2) Роль Степана была первой ролью Г. Храпункова. «Женитьба» с его участием шла на сцене Охинского Народного театра. Впоследствии он сыграл еще двух персонажей этой пьесы - Жевакина и Яичницу - в спектаклях С. Таюшева и М. Левитина.
3) Ленинградский институт культуры.
4) Хабаровский ТЮЗ праздновал свой очередной юбилей. На праздничном вечере в числе прочих коллективов выступил и хабаровский «мхат» - «местный художественный актив театра». На суд взыскательной театральной публики «мхатовцы» представили пародию на знаменитый дуэт Тиль-тиля и Митили из «Синей птицы», поставленной Станиславским. Во МХАТе эти роли исполняли С. Халютина и А. Коонен. Во «мхате» Тильтиля играла Н. Волгина, в роли Митили ей подыгрывал Г. Храпунков. Его игра настолько пришлась по душе главному режиссеру Хабаровского ТЮЗа Мирославу Кацелю, что тот счел нужным перевести Храпункова из разряда театральных «активистов» в профессиональные актеры и взял его в свой театр.
5) Упоминавшийся ранее (в примечании 1) Станислав Владимирович Таюшев. Сразу же по окончании ГИТИСа Таюиюв попал «по распределению в Хабаровск. Предназначался ему тот самый ТЮЗ, в котором работал Г. Храпунков. Таюшев решил испытать Храпункова и спросил у него: „Кого бы вы хотели сыграть?-, на что Храпунков с невозмутимым видом ответил: „Винни-Пуха!“ Станислав Таюшев удивился и с тех пор занимал Храпункова во всех своих спектаклях - кроме спектакля о Винни-Пухе. Потому что ставил его уже не он, а другой режиссер. И Храпунков там играл - но совсем не так, как мечталось. Память возвращала артиста к образу мультяшного Винни-Пуха, говорящего голосом Е. Леонова. Репетиции же только усугубили эту зависимость актера от сложившегося стереотипа. Режиссеру нравились все варианты, которые предлагал Г. Храпунков, - так что выбрать единственное решение, опираясь на режиссерскую поддержку, было невозможно. И Храпунков сделал выбор сам. В результате роль так и не стала для него любимой. Что же касается хабаровского зрителя, то он принял этот спектакль о Винни-Пухе „на ура“ и начинал раскупать билеты за два месяца до начала представления.

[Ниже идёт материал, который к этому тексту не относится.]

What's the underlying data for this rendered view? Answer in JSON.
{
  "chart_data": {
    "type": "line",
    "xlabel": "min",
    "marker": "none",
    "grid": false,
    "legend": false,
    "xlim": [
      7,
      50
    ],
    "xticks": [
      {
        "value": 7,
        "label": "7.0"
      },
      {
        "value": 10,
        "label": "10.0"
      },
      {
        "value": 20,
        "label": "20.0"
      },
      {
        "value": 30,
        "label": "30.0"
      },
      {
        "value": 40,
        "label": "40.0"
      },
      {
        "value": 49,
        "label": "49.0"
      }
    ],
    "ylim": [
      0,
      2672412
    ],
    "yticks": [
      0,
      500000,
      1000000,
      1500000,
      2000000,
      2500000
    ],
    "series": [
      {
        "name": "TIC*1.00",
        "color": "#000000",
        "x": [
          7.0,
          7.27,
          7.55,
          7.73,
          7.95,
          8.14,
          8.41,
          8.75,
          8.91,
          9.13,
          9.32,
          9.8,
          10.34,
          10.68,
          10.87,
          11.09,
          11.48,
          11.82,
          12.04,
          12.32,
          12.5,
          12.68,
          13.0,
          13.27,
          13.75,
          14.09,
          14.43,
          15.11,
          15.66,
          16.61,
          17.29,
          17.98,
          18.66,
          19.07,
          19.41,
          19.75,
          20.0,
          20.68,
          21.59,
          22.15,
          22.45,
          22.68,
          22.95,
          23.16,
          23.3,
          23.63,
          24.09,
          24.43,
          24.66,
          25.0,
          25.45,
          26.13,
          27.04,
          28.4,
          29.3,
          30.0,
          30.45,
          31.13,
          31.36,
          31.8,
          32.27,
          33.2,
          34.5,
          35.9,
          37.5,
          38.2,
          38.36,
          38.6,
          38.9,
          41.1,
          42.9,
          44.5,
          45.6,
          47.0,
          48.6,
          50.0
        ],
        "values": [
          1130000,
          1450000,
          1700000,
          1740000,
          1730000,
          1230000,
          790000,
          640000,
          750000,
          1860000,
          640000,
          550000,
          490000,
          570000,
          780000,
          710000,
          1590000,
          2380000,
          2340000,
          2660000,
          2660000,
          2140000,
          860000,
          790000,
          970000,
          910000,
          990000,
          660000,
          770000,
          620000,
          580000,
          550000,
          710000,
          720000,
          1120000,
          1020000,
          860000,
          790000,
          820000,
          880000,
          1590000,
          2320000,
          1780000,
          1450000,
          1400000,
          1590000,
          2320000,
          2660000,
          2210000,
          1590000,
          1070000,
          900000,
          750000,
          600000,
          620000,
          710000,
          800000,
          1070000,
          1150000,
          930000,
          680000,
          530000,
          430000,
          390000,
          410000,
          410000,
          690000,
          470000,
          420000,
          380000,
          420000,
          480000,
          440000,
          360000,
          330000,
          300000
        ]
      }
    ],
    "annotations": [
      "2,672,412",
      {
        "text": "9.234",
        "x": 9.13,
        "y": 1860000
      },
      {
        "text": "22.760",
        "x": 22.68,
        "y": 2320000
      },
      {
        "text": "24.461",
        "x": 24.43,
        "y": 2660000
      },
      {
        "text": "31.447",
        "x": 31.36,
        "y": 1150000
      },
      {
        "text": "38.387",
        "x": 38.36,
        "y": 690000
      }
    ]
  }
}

6) „Ричард“ III Шекспира. Роль Ричарда предназначалась Г. В. Храпункову, которого Берман знал по спектаклям Таюшева. Каким образом Берман смог распознать в мягком, полноватом артисте тирана Ричарда - остается загадкой до сих пор. Даже для самого Геннадия Владимировича Храпункова. Не случайно он долгое время отказывался от этой роли. Но режиссер был непреклонен: „Я знаю еще одного человека, который может сыграть эту роль. Но его зовут Михаил Ульянов, и он живет в Москве“. На одной из репетиций (не самой удачной, как вспоминает артист) он что-то „нащупал“ в роли - и репетиции сдвинулись с мертвой точки. В результате спектакль был сделан за месяц. А у артиста Храпункова открылось второе дыхание.
7) После „Ричарда III“ Феликс Берман пригласил Геннадия Храпункова на роль клоуна Леона в „Р. В. С.“ по А. Гайдару. Спектакль имел оглушительный (без преувеличения) успех. Об этом свидетельствуют не только рассказы Г. Владимировича, но и теплые рецензии на этот спектакль. Особенно запомнилась статья С. Липатовой („Аллюр, и черточки часов, и буквы „Р. В. С.“): “…среди картонных фигурок настоящие только дети и их собака. Хочу поправиться: дети, собака и клоун Леон… наиболее „неправдышный“ образ, нарочито условный, имеющий самую традиционную маску „человек театра“ - клоун Леон всегда реален. Ему веришь, когда разговаривает с несуществующей лошадью, когда поднимает Шмеля… И как ни странно, веришь, забывая все свое знание условностей театра…“, когда он делает свой последний выход, погибая, чтобы прикрыть ребят: „ничего, не унывай, все будет хорошо“.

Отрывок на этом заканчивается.